Close
Updated:

Continuation of At-Will Employment Held to be Adequate Consideration for Noncompetition Agreement

Indianapolis, IN – The Indiana Court of Appeals has reversed the decision of the Marion Superior Court to deny injunctive relief to Clark Sales & Service, Inc. (“Clark”) of Indianapolis, Indiana in its suit against John D. Smith (“Smith”) and Ferguson Enterprises, Inc. (“Ferguson”) of Newport News, Virginia.

In 1998, Smith began working for Clark, a company that sells and services appliances in the builder-distributor market in Indiana.  In 2004, after one of its high-level managers left Clark for a competitive position at another company, Clark had Smith and various other employees sign a written employment agreement containing both a confidentiality clause and a noncompetition agreement.

Smith resigned his position at Clark on April 13, 2012 but, before doing so, he took copies of Clark’s sales records from 2010 and 2011, including customer and builder contact information, the price of materials sold and Clark’s costs and profit margins.  On April 18, 2012, he accepted an offer of employment with Ferguson, a nearby competitor.  In his new position, he solicited business from various Clark customers.

Attorneys for plaintiff Clark sued to enforce the confidentiality and noncompetition provisions of the agreement entered into with Smith.  The trial court granted Clark’s non-disclosure request and ordered the confidential documents to be returned but it denied Clark’s request for an injunction to enforce the noncompetition portion of the employment agreement.  The trial court noted that there had been no incentive for Smith to agree to the noncompetition provision in the form of, for example, the commencement of a new job or a pay raise.  It held that, as a result, the noncompetition agreement failed for lack of consideration.
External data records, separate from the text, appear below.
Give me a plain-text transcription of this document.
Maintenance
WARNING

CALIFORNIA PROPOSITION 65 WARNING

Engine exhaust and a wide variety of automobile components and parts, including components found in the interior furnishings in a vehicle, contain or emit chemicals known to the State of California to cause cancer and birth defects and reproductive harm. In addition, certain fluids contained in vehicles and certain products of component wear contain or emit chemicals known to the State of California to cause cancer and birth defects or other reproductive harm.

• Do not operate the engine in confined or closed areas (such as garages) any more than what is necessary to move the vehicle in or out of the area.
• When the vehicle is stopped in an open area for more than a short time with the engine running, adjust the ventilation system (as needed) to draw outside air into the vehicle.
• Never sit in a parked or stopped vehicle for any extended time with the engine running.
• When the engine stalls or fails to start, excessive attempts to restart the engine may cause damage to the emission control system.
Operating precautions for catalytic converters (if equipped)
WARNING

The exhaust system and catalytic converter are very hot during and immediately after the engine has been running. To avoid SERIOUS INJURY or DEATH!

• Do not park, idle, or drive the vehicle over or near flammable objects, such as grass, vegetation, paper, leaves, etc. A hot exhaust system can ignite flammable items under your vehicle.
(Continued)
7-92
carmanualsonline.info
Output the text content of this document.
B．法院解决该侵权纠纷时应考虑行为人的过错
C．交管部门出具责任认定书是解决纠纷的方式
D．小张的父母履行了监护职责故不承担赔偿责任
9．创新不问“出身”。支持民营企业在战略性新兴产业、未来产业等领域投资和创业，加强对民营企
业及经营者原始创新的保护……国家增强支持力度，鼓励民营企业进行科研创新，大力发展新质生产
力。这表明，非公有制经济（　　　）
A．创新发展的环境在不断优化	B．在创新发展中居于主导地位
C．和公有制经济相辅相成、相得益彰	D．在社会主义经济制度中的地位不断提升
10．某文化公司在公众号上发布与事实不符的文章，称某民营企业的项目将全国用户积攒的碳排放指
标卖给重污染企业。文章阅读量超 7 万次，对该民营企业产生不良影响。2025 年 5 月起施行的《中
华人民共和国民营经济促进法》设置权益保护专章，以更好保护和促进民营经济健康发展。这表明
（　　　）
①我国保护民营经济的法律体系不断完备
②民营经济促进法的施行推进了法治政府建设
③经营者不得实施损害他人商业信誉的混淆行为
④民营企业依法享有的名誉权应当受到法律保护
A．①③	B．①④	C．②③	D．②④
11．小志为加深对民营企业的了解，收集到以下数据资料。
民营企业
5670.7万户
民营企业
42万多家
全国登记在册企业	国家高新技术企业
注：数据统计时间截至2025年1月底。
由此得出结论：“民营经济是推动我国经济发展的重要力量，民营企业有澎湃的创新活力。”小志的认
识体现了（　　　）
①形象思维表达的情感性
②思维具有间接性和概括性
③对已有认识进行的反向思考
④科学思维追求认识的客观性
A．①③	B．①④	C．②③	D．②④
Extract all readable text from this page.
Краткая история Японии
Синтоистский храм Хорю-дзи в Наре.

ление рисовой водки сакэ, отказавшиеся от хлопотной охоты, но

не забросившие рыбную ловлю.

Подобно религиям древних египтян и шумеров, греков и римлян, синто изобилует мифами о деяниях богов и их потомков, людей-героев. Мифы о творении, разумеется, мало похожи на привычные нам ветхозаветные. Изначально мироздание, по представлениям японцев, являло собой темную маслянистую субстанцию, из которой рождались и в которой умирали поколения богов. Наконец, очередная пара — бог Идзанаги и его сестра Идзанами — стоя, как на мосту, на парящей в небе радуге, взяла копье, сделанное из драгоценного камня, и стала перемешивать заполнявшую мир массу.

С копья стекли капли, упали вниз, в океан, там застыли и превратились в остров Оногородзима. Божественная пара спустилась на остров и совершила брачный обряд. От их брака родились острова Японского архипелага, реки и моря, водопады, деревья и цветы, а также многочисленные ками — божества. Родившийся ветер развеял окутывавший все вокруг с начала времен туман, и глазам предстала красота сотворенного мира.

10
Clark filed an interlocutory appeal.  In a memorandum decision, the Indiana Court of Appeals found that the trial court had abused its discretion by denying the injunction and reversed the decision.  The appellate court held that Indiana law, as enunciated by the Indiana Supreme Court, was that an employer’s promise to continue an employee’s at-will employment was sufficient consideration to support the employee executing a new employment contract with a noncompetition agreement.  No raise or other additional incentive was required.

The appellate court remanded the matter to the trial court for further proceedings regarding the reasonableness of the noncompetition agreement.

Practice Tip: Covenants not to compete are in restraint of trade and are not favored by the law.  If a court applying Indiana law finds that portions of a noncompetition agreement are unreasonable, it may not modify the restrictions to make them reasonable.  Doing so would subject the parties to an agreement they had not made.  The court may, however, employ the “blue pencil” rule to “cross out” portions deemed unreasonable while leaving any separable and reasonable portions intact.

 

This case was reviewed by The Honorable Judge Ezra H. Friedlander of the Indiana Court of Appeals, and assigned Case No. 49A04-1208-PL-387.